Iranian authorities in 2014 arrested Post Global Opinions Writer Jason Rezaian and his wife, Yeganeh Rezaian, who is now a senior researcher for the Committee to Protect Journalists, and charged them with espionage. Jason Rezaian spent 544 days in prison until his release on Jan. 16, 2016.

The Rezaians spoke about their experience in Iran during the World Press Freedom Day event. Post Senior Writer Frances Stead Sellers also interviewed Wall Street Journal Washington Bureau Chief Paul Beckett about Evan Gershkovich, an American Wall Street Journal reporter of Russian descent who Russia’s Federal Security Service detained on espionage charges in March. Three other journalists also discussed the persecution they faced in their respective countries and/or in the countries from which they reported.

• Adefemi Akinsanya is an anchor and international correspondent for Arise News, a London-based news channel that covers Africa. Nigerian police officers on Oct. 20, 2021, assaulted Akinsanya and her colleagues as they covered a memorial in Lagos, the country’s largest city, that commemorated the protesters who security forces killed during protests against police brutality that had taken place the year before.

• Hanna Liubakova is an independent journalist from Belarus who fled her country in 2020. She continues to cover President Alexander Lukashenko’s dictatorship and efforts to bring democracy to her homeland.

• Denny Fenster is the editor-at-large for Frontier Myanmar. The Associated Press notes a court in Myanmar in November 2021 convicted him of spreading false or inflammatory information, contacting illegal organizations and violating visa regulations and sentenced him to 11 years in prison with hard labor. The government of Myanmar released Fenster after he spent nearly six months in prison.

Secretary of State Antony Blinken and Clayton Weimers, the executive director of Reporters without Borders’ U.S. Bureau, also spoke at the event. Debra Tice, the mother of Austin Tice, a freelance journalist who has been held in Syria for more than a decade, was among those in attendance. 

“We know that journalists around the world are increasingly under siege and under siege in a whole variety of ways,” Blinken told Post Associate Editor David Ignatius during the World Press Freedom Day event. “That’s now manifested itself once again very powerfully in Evan (Gershkovich)’s detention and incarceration in Moscow, profoundly unjustly for doing his job.”

Press freedom and journalists’ ability to do their jobs without persecution is also personal.

Blade contributor Yariel Valdés González in September 2019 won asylum in the U.S. because of the persecution he suffered in Cuba as a journalist. (Yariel spent nearly a year in U.S. Immigration and Customs Enforcement custody, and documented the abuses he and his fellow detainees suffered.) The Cuban government on May 8, 2019, detained me at Havana’s José Martí International Airport for nearly seven hours after I tried to enter the country in order to continue the Washington Blade’s coverage of LGBTQ and intersex Cubans. 

Washington Blade International News Editor Michael K. Lavers after the Cuban government detained him at Havana’s José Martí International Airport on May 8, 2019. (Washington Blade photo by Michael K. Lavers)

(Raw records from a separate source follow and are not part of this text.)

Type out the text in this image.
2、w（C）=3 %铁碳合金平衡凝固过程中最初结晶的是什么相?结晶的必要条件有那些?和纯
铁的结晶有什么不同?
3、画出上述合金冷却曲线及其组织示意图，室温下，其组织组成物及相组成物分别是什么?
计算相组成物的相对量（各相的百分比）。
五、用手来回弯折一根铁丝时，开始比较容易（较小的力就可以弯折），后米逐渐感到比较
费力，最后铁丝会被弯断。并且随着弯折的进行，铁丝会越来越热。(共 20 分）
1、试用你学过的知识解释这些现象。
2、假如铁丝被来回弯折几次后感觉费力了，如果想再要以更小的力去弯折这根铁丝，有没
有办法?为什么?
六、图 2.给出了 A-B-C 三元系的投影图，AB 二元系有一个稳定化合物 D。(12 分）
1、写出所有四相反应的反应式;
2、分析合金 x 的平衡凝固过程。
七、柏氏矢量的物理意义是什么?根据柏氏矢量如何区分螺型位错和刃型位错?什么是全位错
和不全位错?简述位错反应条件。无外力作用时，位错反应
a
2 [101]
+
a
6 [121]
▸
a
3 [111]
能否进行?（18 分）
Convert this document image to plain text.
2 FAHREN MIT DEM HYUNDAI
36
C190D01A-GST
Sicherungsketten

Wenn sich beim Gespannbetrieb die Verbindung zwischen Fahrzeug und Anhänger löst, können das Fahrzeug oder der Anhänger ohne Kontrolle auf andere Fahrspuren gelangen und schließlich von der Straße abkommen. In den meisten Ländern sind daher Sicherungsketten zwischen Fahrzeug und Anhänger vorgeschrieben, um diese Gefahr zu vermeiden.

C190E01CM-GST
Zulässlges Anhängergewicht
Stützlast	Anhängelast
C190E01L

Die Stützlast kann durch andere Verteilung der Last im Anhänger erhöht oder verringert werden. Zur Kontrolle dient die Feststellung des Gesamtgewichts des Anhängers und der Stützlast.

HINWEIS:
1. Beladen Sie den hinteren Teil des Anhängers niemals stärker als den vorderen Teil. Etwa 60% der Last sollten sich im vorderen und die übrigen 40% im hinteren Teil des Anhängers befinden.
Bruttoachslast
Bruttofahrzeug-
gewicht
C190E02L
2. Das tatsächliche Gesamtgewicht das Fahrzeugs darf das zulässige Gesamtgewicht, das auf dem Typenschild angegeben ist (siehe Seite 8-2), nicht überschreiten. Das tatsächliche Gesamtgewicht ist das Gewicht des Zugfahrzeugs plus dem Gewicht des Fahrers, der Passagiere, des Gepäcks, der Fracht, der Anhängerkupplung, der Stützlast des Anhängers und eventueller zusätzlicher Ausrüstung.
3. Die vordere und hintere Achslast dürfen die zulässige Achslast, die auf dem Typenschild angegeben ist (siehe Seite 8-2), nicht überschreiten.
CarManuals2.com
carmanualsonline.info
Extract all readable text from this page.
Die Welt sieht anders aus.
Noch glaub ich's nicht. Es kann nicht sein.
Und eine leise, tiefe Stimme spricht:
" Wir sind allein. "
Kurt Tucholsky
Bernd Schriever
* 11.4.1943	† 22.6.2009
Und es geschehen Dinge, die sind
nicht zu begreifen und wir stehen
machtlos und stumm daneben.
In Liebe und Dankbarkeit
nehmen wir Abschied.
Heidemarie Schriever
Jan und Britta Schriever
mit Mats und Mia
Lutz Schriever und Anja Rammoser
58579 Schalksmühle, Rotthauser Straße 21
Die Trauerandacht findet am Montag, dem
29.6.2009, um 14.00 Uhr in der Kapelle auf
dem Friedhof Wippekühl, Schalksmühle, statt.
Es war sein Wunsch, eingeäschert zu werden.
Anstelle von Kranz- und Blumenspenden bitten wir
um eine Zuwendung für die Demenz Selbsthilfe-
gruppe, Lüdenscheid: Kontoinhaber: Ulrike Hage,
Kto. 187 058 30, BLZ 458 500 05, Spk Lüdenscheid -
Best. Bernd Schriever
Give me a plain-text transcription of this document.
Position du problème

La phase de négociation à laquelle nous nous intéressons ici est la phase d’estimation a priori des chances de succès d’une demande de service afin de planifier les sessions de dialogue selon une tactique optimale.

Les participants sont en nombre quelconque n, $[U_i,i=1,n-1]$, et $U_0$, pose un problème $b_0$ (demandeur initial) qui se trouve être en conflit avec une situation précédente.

Reporters who contribute to Reportar sin Miedo, the Blade’s media partner in Honduras, received threats last month after they covered a protest against San Pedro Sula Mayor Roberto Contreras over an anti-LGBTQ speech he made. Cuban police on July 11, 2021, violently arrested Maykel González Vivero, a journalist with whom the Blade has worked for nearly a decade, during an anti-government protest in Havana. 

Blinken is correct when he says journalists “around the world are increasingly under siege and under siege in a whole variety of ways.” His assertion also applies to media professionals in the U.S.

The rhetoric — “fake news” and journalists are the “enemy of the people” — that the previous president and his followers continue to use in order to advance an agenda based on transphobia, homophobia, misogyny, islamophobia and white supremacy, has placed American journalists at increased risk. The current reality in which we media professionals are working should not be the case in a country that has enshrined a free press in its constitution.

A free press matters now more than ever.